Не разговаривай с ним до тех пор, пока он не разрешит тебе поговорить с мамой и папой.
Уолтер постучал еще два раза, а потом, когда Ханна не откликнулась, все-таки отворил дверь.
Одет он был в накрахмаленную белую рубашку и серые брюки в тонкую полоску. В руках Уолтер держал большую подарочную коробку, поверх который был аккуратно уложен белый махровый халат. Он торжественно водрузил все это на стол.
— Я подумал, что, быть может, ты захочешь надеть чистый халат, — сказал он. — Можешь переодеться, прежде чем отправиться в ванную комнату. Там ты можешь принять душ или, если хочешь, даже ванну.
Ханна не ответила.
— Я прочел твое письмо, — продолжал Уолтер. — Я долго и усердно молился, а потом решил, что должен разрешить тебе позвонить родителям.
— Спасибо.
Уолтер улыбнулся. Выражение его лица изменилось, стало более спокойным и умиротворенным.

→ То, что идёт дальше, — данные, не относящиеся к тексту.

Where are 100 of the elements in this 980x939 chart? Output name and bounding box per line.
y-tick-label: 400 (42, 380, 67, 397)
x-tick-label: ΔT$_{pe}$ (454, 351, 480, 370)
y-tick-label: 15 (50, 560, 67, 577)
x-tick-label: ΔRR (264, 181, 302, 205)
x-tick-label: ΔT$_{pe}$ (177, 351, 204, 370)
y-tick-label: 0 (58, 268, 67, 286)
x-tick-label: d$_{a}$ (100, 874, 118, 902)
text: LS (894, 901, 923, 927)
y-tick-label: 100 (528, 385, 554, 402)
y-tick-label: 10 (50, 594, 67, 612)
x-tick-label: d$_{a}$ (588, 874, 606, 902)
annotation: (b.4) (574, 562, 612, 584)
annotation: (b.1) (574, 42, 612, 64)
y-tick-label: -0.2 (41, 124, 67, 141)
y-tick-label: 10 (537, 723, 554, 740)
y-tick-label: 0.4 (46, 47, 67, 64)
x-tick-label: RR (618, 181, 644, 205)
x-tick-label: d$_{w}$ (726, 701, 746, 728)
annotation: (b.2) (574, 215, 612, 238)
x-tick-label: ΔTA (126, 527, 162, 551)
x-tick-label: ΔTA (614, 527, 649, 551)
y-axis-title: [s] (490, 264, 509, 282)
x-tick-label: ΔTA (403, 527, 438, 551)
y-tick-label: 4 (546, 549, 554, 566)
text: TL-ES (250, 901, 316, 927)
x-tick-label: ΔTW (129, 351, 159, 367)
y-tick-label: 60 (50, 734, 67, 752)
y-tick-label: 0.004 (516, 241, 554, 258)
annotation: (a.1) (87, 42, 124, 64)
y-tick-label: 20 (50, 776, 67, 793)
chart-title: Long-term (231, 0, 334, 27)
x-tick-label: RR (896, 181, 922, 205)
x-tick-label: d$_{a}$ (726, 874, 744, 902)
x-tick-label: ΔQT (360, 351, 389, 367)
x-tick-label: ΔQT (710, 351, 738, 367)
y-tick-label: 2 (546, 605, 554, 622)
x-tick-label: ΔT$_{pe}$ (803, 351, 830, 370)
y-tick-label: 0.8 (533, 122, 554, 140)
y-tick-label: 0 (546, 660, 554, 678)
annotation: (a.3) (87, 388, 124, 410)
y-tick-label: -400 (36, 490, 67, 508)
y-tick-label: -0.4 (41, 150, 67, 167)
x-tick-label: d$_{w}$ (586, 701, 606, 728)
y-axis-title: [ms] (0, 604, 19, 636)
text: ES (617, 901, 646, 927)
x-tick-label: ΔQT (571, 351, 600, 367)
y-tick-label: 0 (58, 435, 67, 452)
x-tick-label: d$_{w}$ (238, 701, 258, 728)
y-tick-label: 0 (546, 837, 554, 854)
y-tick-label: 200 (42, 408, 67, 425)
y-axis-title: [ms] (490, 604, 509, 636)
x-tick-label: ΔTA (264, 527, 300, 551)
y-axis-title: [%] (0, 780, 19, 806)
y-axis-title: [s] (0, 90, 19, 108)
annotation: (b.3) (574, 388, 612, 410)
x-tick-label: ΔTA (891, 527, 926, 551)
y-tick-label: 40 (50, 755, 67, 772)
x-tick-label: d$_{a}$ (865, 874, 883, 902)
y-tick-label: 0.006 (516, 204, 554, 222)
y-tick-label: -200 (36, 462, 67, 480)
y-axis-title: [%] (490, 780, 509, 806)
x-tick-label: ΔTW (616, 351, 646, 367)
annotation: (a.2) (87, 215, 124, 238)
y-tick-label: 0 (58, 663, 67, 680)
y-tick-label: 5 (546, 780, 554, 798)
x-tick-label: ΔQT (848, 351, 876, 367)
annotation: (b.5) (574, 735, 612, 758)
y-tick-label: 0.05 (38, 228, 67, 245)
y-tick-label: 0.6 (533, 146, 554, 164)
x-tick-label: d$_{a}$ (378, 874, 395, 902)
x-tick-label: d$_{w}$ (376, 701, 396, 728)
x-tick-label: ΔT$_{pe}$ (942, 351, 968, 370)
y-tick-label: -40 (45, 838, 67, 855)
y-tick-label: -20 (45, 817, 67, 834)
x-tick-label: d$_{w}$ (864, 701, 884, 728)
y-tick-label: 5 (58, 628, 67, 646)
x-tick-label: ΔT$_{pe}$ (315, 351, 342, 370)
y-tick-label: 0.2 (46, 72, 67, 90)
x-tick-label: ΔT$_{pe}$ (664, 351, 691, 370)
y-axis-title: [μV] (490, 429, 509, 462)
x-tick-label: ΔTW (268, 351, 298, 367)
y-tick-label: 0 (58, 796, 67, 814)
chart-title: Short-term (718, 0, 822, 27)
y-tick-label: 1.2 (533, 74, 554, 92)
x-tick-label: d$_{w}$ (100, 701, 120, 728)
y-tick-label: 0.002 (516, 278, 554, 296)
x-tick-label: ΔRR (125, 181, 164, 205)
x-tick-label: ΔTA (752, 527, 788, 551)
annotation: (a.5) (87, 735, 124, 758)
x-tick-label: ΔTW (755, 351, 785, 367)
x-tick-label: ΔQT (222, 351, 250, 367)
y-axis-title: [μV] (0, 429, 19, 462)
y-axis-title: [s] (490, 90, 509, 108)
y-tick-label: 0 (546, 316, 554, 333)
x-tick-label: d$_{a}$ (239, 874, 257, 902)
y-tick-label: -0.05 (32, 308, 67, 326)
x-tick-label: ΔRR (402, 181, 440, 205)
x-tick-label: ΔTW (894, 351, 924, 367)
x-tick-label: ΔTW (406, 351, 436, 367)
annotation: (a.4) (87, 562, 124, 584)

— Так приятно слышать твой голос, — заметил он.
— Прости, что до сих пор я была не слишком разговорчива, но я думала…
— Ты думала, что я снова намерен причинить тебе боль.
Ханна предвидела его ответ и заранее продумала, что скажет.
— Я знаю, что тогда, в машине, произошел несчастный случай. Ты не хотел этого делать. И я тебя прощаю.
Уолтер переложил коробку в подарочной упаковке на кровать.
— Вовсе необязательно…
— Мне очень хотелось сделать тебе приятное, — ответил он. — А теперь открой ее.
Ханна разорвала бумагу. В коробке, завернутое в китайскую шелковую бумагу, лежало черное вечернее платье от Кевина Кляйна, которым она восхищалась в витрине универсама «Мэйси» в ту ночь, когда на город обрушился снежный буран.
— Нравится? — нетерпеливо поинтересовался Уолтер.
— Оно замечательное! — Ханна содрогнулась от отвращения и с трудом выдавила улыбку. — Большое спасибо.
— Я надеюсь, что ты наденешь его сегодня вечером, к ужину. Я приготовлю говяжьи отбивные. А на первое у нас будут тушеные гребешки в соусе из белого вина.
— Звучит превосходно! — Ханна глубоко вздохнула и словно с головой бросилась в холодную воду: — Но я предпочла бы поговорить с родителями прямо сейчас. Мне не хочется показаться назойливой или неблагодарной, просто я очень беспокоюсь об отце. Он очень болен. У него рак.
Это была ложь чистой воды. Давным-давно Ханна смотрела по телевизору сериал «Записки следователя» о мужчине, который насиловал и убивал проституток. Однажды он похитил очередную жертву и приковал ее наручниками в своем фургоне. А женщина принялась рассказывать ему о своем отце, о том, что у него рак и что если она умрет, то некому будет заботиться о нем. Похититель изнасиловал ее и отпустил. Когда полиция поймала его, он заявил следователю, что не убил ту женщину только потому, что его мать тоже умерла от рака.
— Почему бы тебе сначала не принять душ? — предложил Уолтер. — Переоденься в халат, а потом я провожу тебя наверх. Постучи в дверь, когда будешь готова.
Ханна мельком подумала о том, что Уолтер может подсматривать за ней в глазок. Поэтому она зашла за занавеску, отделявшую туалет, и быстро переоделась. Она поправила халат, завязала пояс и постучала в дверь.
Уолтер вошел в комнату. В руках он держал наручники.
— На всякий случай. Чтобы ты не убежала или еще что-нибудь…
Уступить ему или оказать сопротивление? Но если она набросится на него прямо сейчас, то он может не позволить ей позвонить родителям.